『水責め』

 水責めの基本はあくまでも水を飲ませることである。これは少量であれば何ともないのだが、大量の水を飲まされることはかなりの苦痛となる。また、人間の胃は水を吸収することが出来ないため、大量に飲まされた水によって溺死する可能性もあるし、腸から体内に吸収された大量の水分は血液濃度を下げ、貧血を起こさせる。場合によってはそのまま死亡する危険性もあった。
 飲ませるものに比べると漬けるものは刑罰的な要素が強い。ただ、こちらも只の水に漬けるとは限らず、汚水や汚物、氷水や熱湯である場合もある。

<木馬>拷問具/独立
 同名の器具は日本にもあるが、実際には完全に別のものである(日本のいわゆる木馬は西洋ではロバと呼ばれる。『股割き』の項を参照)。
 中がくりぬかれた木製の器具で、舟形をしている。内部には十字に棒が渡され、犠牲者はその棒に縛り付けられる。この際、下半身が上半身より高くなるように設計されていた。
 その後犠牲者の顔には布が被せられ、そこに水がゆっくりと注がれる。水によって布は犠牲者の喉の奥へと入り込み、窒息寸前の苦しみを与える。

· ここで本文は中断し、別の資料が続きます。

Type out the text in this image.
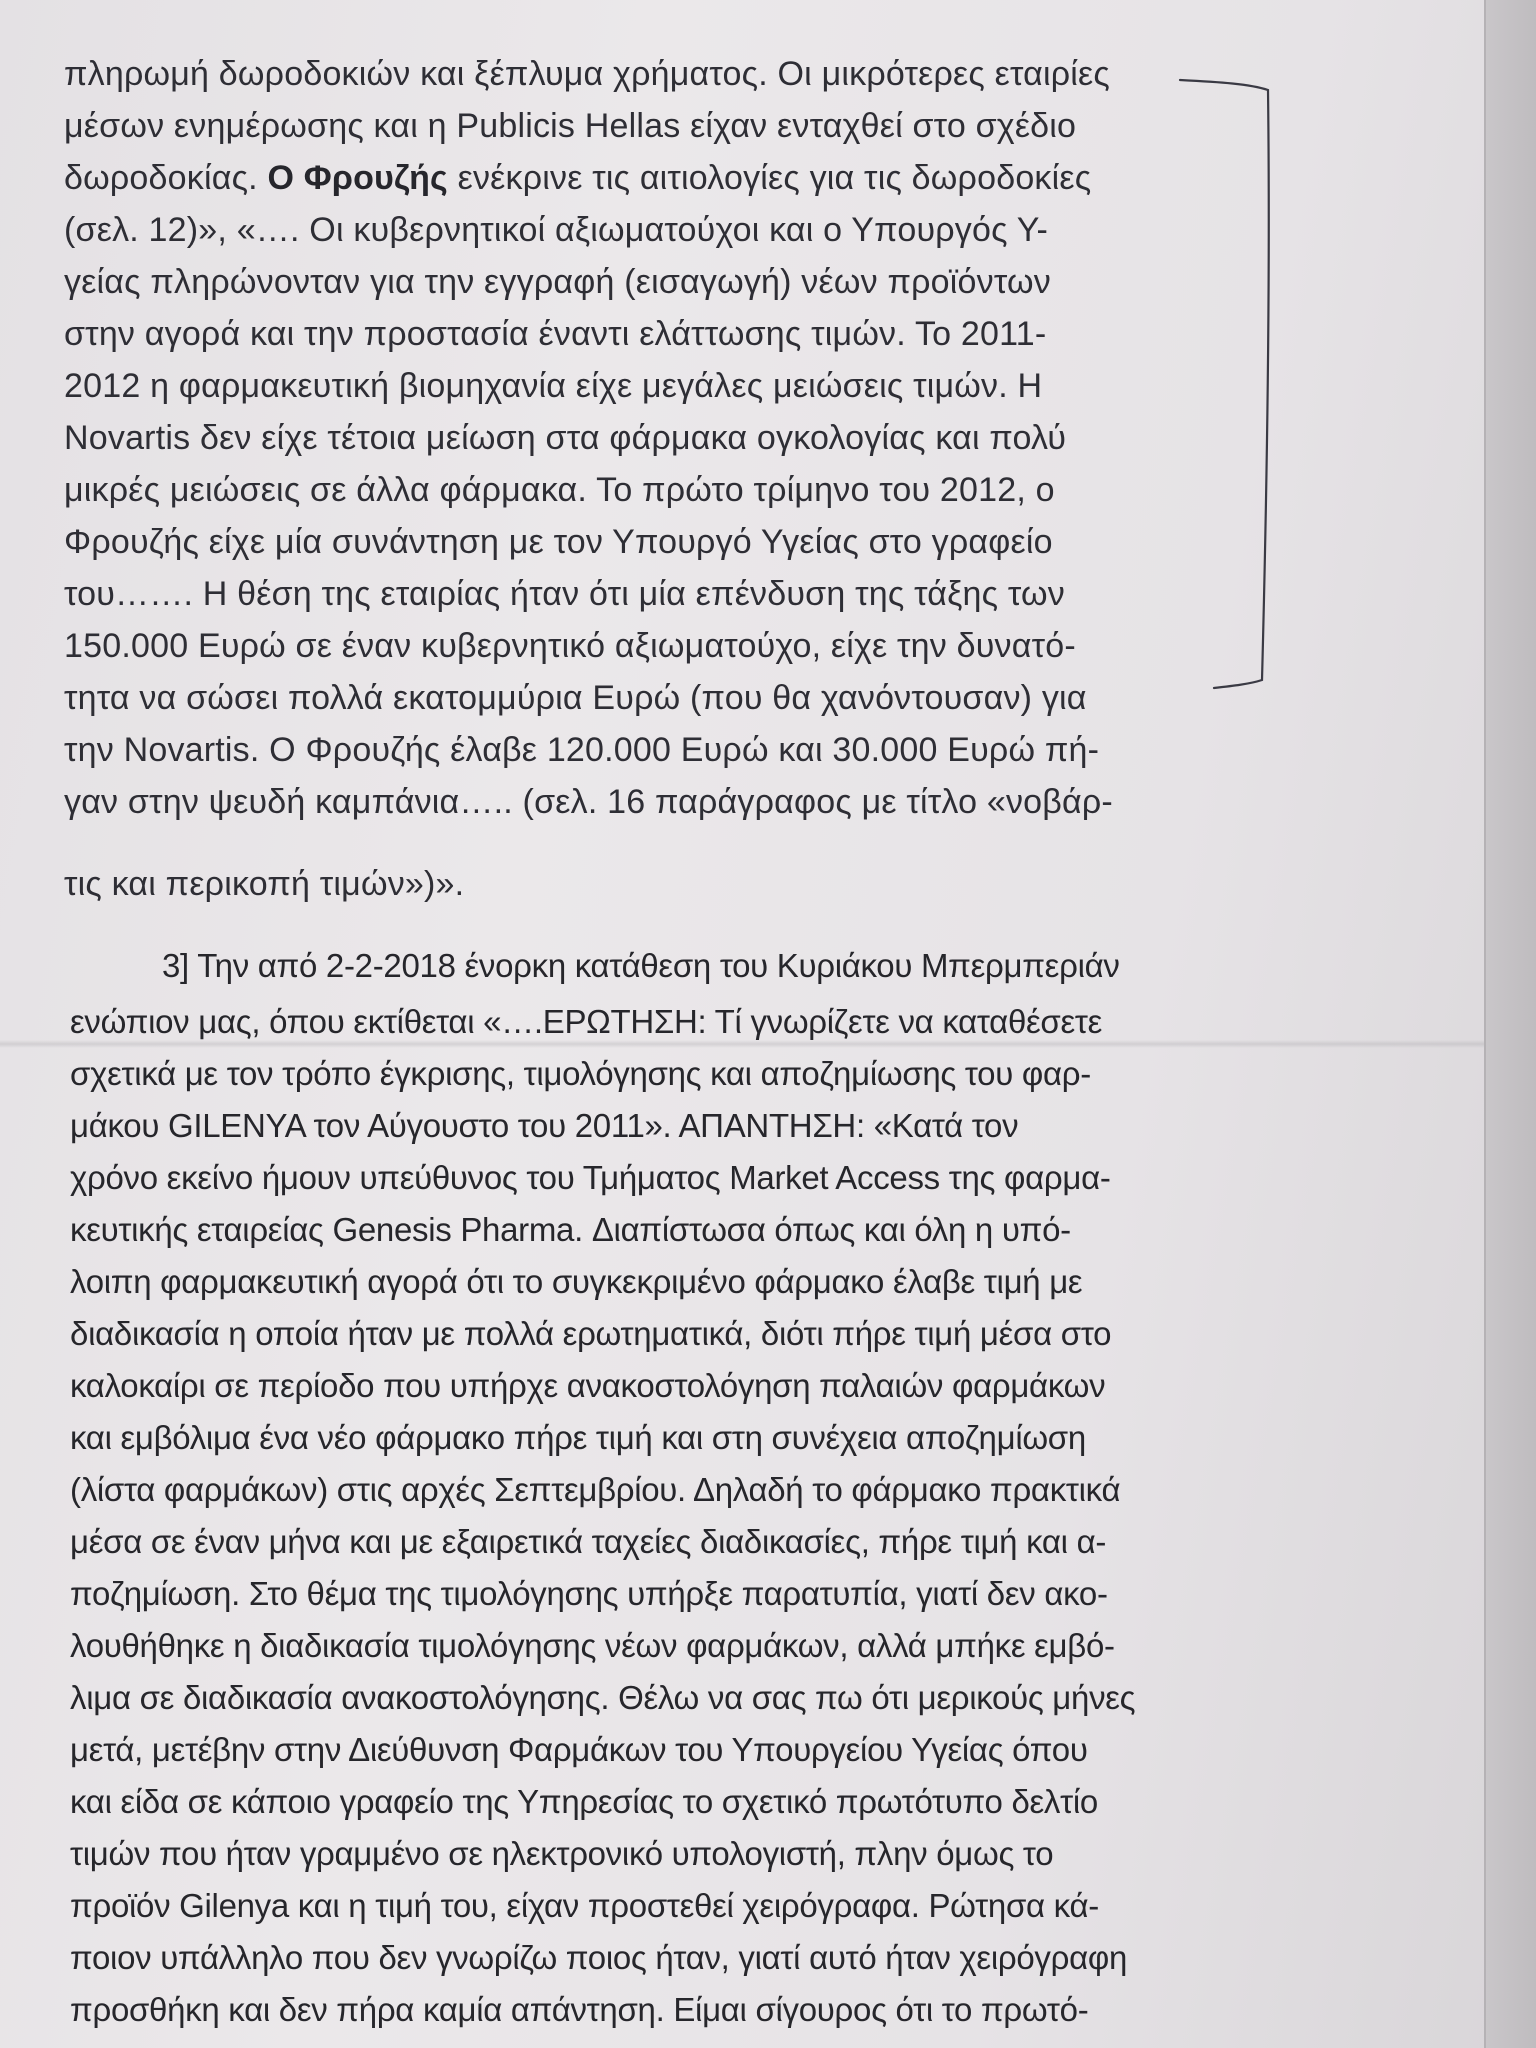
πληρωμή δωροδοκιών και ξέπλυμα χρήματος. Οι μικρότερες εταιρίες

μέσων ενημέρωσης και η Publicis Hellas είχαν ενταχθεί στο σχέδιο

δωροδοκίας. Ο Φρουζής ενέκρινε τις αιτιολογίες για τις δωροδοκίες

(σελ. 12)», «…. Οι κυβερνητικοί αξιωματούχοι και ο Υπουργός Υ-

γείας πληρώνονταν για την εγγραφή (εισαγωγή) νέων προϊόντων

στην αγορά και την προστασία έναντι ελάττωσης τιμών. Το 2011-

2012 η φαρμακευτική βιομηχανία είχε μεγάλες μειώσεις τιμών. Η

Novartis δεν είχε τέτοια μείωση στα φάρμακα ογκολογίας και πολύ

μικρές μειώσεις σε άλλα φάρμακα. Το πρώτο τρίμηνο του 2012, ο

Φρουζής είχε μία συνάντηση με τον Υπουργό Υγείας στο γραφείο

του……. Η θέση της εταιρίας ήταν ότι μία επένδυση της τάξης των

150.000 Ευρώ σε έναν κυβερνητικό αξιωματούχο, είχε την δυνατό-

τητα να σώσει πολλά εκατομμύρια Ευρώ (που θα χανόντουσαν) για

την Novartis. Ο Φρουζής έλαβε 120.000 Ευρώ και 30.000 Ευρώ πή-

γαν στην ψευδή καμπάνια….. (σελ. 16 παράγραφος με τίτλο «νοβάρ-

τις και περικοπή τιμών»)».

3] Την από 2-2-2018 ένορκη κατάθεση του Κυριάκου Μπερμπεριάν

ενώπιον μας, όπου εκτίθεται «….ΕΡΩΤΗΣΗ: Τί γνωρίζετε να καταθέσετε

σχετικά με τον τρόπο έγκρισης, τιμολόγησης και αποζημίωσης του φαρ-

μάκου GILENYA τον Αύγουστο του 2011». ΑΠΑΝΤΗΣΗ: «Κατά τον

χρόνο εκείνο ήμουν υπεύθυνος του Τμήματος Market Access της φαρμα-

κευτικής εταιρείας Genesis Pharma. Διαπίστωσα όπως και όλη η υπό-

λοιπη φαρμακευτική αγορά ότι το συγκεκριμένο φάρμακο έλαβε τιμή με

διαδικασία η οποία ήταν με πολλά ερωτηματικά, διότι πήρε τιμή μέσα στο

καλοκαίρι σε περίοδο που υπήρχε ανακοστολόγηση παλαιών φαρμάκων

και εμβόλιμα ένα νέο φάρμακο πήρε τιμή και στη συνέχεια αποζημίωση

(λίστα φαρμάκων) στις αρχές Σεπτεμβρίου. Δηλαδή το φάρμακο πρακτικά

μέσα σε έναν μήνα και με εξαιρετικά ταχείες διαδικασίες, πήρε τιμή και α-

ποζημίωση. Στο θέμα της τιμολόγησης υπήρξε παρατυπία, γιατί δεν ακο-

λουθήθηκε η διαδικασία τιμολόγησης νέων φαρμάκων, αλλά μπήκε εμβό-

λιμα σε διαδικασία ανακοστολόγησης. Θέλω να σας πω ότι μερικούς μήνες

μετά, μετέβην στην Διεύθυνση Φαρμάκων του Υπουργείου Υγείας όπου

και είδα σε κάποιο γραφείο της Υπηρεσίας το σχετικό πρωτότυπο δελτίο

τιμών που ήταν γραμμένο σε ηλεκτρονικό υπολογιστή, πλην όμως το

προϊόν Gilenya και η τιμή του, είχαν προστεθεί χειρόγραφα. Ρώτησα κά-

ποιον υπάλληλο που δεν γνωρίζω ποιος ήταν, γιατί αυτό ήταν χειρόγραφη

προσθήκη και δεν πήρα καμία απάντηση. Είμαι σίγουρος ότι το πρωτό-
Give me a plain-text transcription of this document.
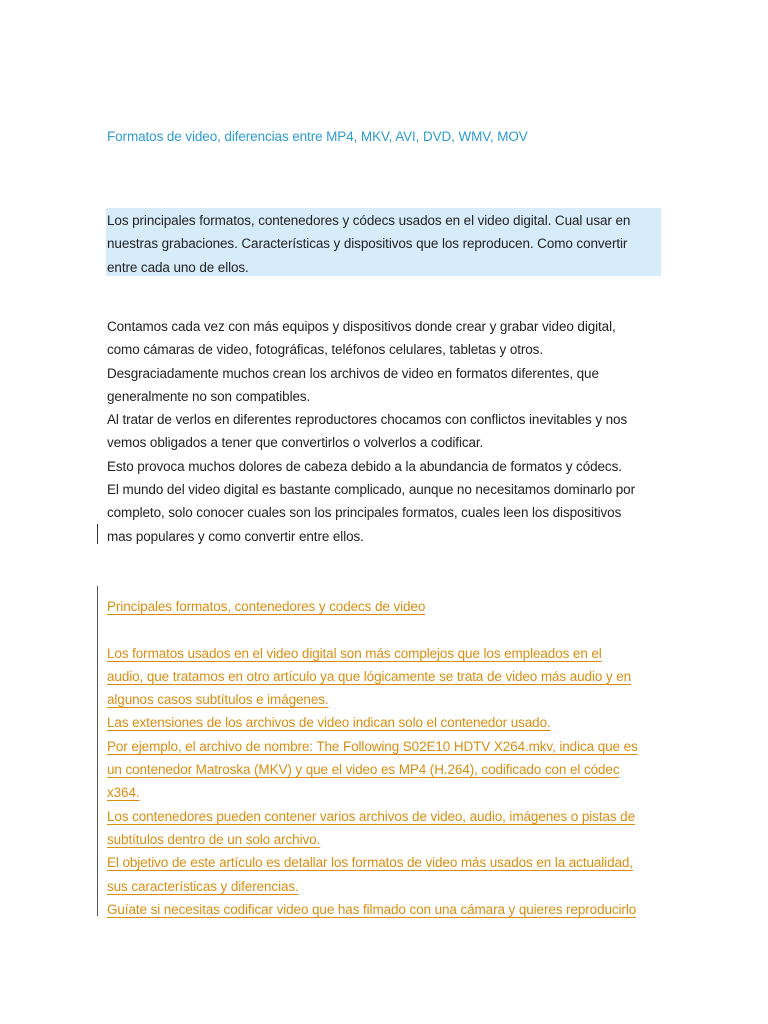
Formatos de video, diferencias entre MP4, MKV, AVI, DVD, WMV, MOV
Los principales formatos, contenedores y códecs usados en el video digital. Cual usar en
nuestras grabaciones. Características y dispositivos que los reproducen. Como convertir
entre cada uno de ellos.
Contamos cada vez con más equipos y dispositivos donde crear y grabar video digital,
como cámaras de video, fotográficas, teléfonos celulares, tabletas y otros.
Desgraciadamente muchos crean los archivos de video en formatos diferentes, que
generalmente no son compatibles.
Al tratar de verlos en diferentes reproductores chocamos con conflictos inevitables y nos
vemos obligados a tener que convertirlos o volverlos a codificar.
Esto provoca muchos dolores de cabeza debido a la abundancia de formatos y códecs.
El mundo del video digital es bastante complicado, aunque no necesitamos dominarlo por
completo, solo conocer cuales son los principales formatos, cuales leen los dispositivos
mas populares y como convertir entre ellos.
Principales formatos, contenedores y codecs de video
Los formatos usados en el video digital son más complejos que los empleados en el
audio, que tratamos en otro artículo ya que lógicamente se trata de video más audio y en
algunos casos subtítulos e imágenes.
Las extensiones de los archivos de video indican solo el contenedor usado.
Por ejemplo, el archivo de nombre: The Following S02E10 HDTV X264.mkv, indica que es
un contenedor Matroska (MKV) y que el video es MP4 (H.264), codificado con el códec
x364.
Los contenedores pueden contener varios archivos de video, audio, imágenes o pistas de
subtítulos dentro de un solo archivo.
El objetivo de este artículo es detallar los formatos de video más usados en la actualidad,
sus características y diferencias.
Guíate si necesitas codificar video que has filmado con una cámara y quieres reproducirlo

その後に布を引っ張りだすと血と水のためにぐしゃぐしゃになっており、まるで内臓を取り出したようだったという。

<漏斗>拷問具/補助
 水責めに使われる器具としては最も一般的なもの。犠牲者の下半身が上半身より高くなるように台に縛り付け、犠牲者の口にこれをくわえさせて水を注ぎ込む。基本の拷問では9リットル、特別な拷問では18リットルというのが一応の基準ではあった。
 水を注がれることにより窒息の苦しみを味わうこと、膨れ上がった胃がその他の内臓を圧迫することなどにより想像を絶する苦痛を与える。また、実際に行われるときは膨れ上がった腹を押して水を吐き出させる、結び目の付いた布を一緒に飲み込ませ、それを引っ張り出して内臓を傷つける、水を飲ませた後に尿道を押さえ、排尿をできなくするなどといったことが同時に行われ、更なる苦痛を与えた。

<水責め椅子>拷問/単独
 川辺に作られることが多く、さらし刑としての側面も持つ水責め用の器具。
 巨大なシーソーの片側に椅子が付いたもの。その椅子に犠牲者を縛り付けて水に沈める。罪を自白させるためではなく、軽犯罪に対する刑罰の一つとして行われていたらしい。
 当時にあっては、これとさらし台の二つを備えておくことは街の義務であると考えられており、これらの設備を欠いた街に対して罰金刑が課せられたという例もある。

<水責め檻>拷問具/単独
 水責め椅子とほぼ同じ効果、目的の器具で、椅子の代りに先端に檻が吊るされている。椅子とは違って檻は複数の人間を同時に沈めることが出来るが、椅子ほど普及していたわけでもないようである。

<拷問水車>拷問具/単独
 巨大な車輪に犠牲者を縛り付け、回転させることによって犠牲者の顔を水に漬けたり上げたりする器具。車輪の側面に大の字に縛るタイプと曲面に身体を伸ばして縛り付けるタイプがある。どちらにしても遠心力によって意識が朦朧とし、水に顔が漬けられては上げられがくり返されるために犠牲者は大量の水を飲まされることになる。
 それほどメジャーなものではないようで、効果的にも通常の漏斗を用いた水責めの方が高かったらしい。拷問の車輪の発展形のひとつとして捉えることも可能で、『切り裂く』の項も参照。

<熱湯>拷問具?/補助
 実際の水責めでは、ただの水ではなく熱湯を用いる場合もあった。飲ませる方で用いれば儀牲者は口の中を火傷することになり、声にならない悲鳴をあげてのたうち回ることになる。
 漬ける方で用いればもっと悲惨で、全身に大火傷を負って死に至ることになる。こちらは、拷問というよりは処刑に性格が近い。
 特殊な例として、袋の中に入れた儀牲者に外から熱湯を注いで殺すというものがある。